Show that $\mathbb Z[t^4,t^7]$ is not integrally closed in $\mathbb Z[t]$

Question

To show $\mathbb Z[t^4,t^7]$ is not integrally closed in $\mathbb Z[t]$ is it fine to say that $t$ is a root of $x^4-t^4$ which is a monic polynomial with coefficients in $\mathbb Z[t^4,t^7]$, but $t\notin \mathbb Z[t^4,t^7]$? In the solution I'm reading they say that $t=\frac{t^8}{t^7}$ but I don't see why that's relevant. Does what I've said work?

Answer 1

Recall an element of $S \supset R$ is called integral (over $R$) whenever it satisfies some monic polynomial in $R[x]$.

Then $R$ is called integrally closed in $S$ if it already contains all the elements which are integral over it. If we don't provide $S$ when we talk about integral closure, then $S$ is assumed to be the field of fractions of $R$.

You're entirely right that

• $t$ is a root of the monic polynomial $x^4 - t^4 \in \mathbb{Z}[t^4, t^7][x]$
• $t \in \mathbb{Z}[t]$
• $t \not \in \mathbb{Z}[t^4, t^7]$

so $t$ witnesses the fact that $\mathbb{Z}[t^4, t^7]$ is not integrally closed in $\mathbb{Z}[t]$.

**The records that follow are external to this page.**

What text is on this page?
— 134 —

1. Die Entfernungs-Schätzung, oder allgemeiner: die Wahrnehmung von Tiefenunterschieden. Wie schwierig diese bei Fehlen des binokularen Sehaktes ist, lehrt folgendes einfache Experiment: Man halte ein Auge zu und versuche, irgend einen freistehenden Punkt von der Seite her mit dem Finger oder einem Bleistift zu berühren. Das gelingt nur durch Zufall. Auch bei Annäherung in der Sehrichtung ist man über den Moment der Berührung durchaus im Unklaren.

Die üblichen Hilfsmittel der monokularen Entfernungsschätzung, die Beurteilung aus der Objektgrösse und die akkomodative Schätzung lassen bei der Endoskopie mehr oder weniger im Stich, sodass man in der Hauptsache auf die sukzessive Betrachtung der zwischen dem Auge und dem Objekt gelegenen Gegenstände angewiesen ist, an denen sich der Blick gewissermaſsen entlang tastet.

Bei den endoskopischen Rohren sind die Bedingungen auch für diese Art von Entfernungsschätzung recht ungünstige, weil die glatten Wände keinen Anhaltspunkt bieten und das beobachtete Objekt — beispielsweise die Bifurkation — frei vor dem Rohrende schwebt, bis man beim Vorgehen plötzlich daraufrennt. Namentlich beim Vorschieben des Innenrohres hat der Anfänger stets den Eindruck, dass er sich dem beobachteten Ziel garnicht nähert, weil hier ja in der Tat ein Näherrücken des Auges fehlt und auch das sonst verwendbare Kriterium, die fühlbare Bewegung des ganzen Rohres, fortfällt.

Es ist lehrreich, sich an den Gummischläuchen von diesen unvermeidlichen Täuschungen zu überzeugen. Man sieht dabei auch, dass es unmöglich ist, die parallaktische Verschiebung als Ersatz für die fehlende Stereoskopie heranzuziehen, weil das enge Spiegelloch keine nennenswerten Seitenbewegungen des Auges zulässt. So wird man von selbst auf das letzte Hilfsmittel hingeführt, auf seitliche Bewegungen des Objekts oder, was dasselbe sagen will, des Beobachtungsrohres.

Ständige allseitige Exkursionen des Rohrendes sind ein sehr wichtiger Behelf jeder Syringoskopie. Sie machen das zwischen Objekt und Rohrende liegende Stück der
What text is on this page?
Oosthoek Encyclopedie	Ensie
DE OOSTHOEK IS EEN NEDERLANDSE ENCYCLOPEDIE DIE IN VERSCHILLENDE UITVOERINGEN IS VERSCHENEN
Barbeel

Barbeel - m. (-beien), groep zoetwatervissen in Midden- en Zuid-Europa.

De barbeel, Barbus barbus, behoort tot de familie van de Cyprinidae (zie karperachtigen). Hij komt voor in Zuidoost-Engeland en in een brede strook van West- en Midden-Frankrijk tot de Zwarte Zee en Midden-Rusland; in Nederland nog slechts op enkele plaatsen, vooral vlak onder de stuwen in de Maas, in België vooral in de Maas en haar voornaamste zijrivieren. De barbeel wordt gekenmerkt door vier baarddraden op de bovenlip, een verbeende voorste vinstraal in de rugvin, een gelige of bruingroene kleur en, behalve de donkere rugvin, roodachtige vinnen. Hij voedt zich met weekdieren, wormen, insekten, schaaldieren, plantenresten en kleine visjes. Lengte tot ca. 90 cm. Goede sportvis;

As for the $t = \frac{t^8}{t^7}$ comment, I assume that's to show that $t$ still shows the failure of integral closure when we talk about the field of fractions. It's not immediately clear that $t \in \mathbb{Q}(t^4, t^7)$, which is the field of fractions of our ring. But writing $t = \frac{t^8}{t^7} = \frac{(t^4)^2}{t^7}$ makes this obvious.

---

I hope this helps ^_^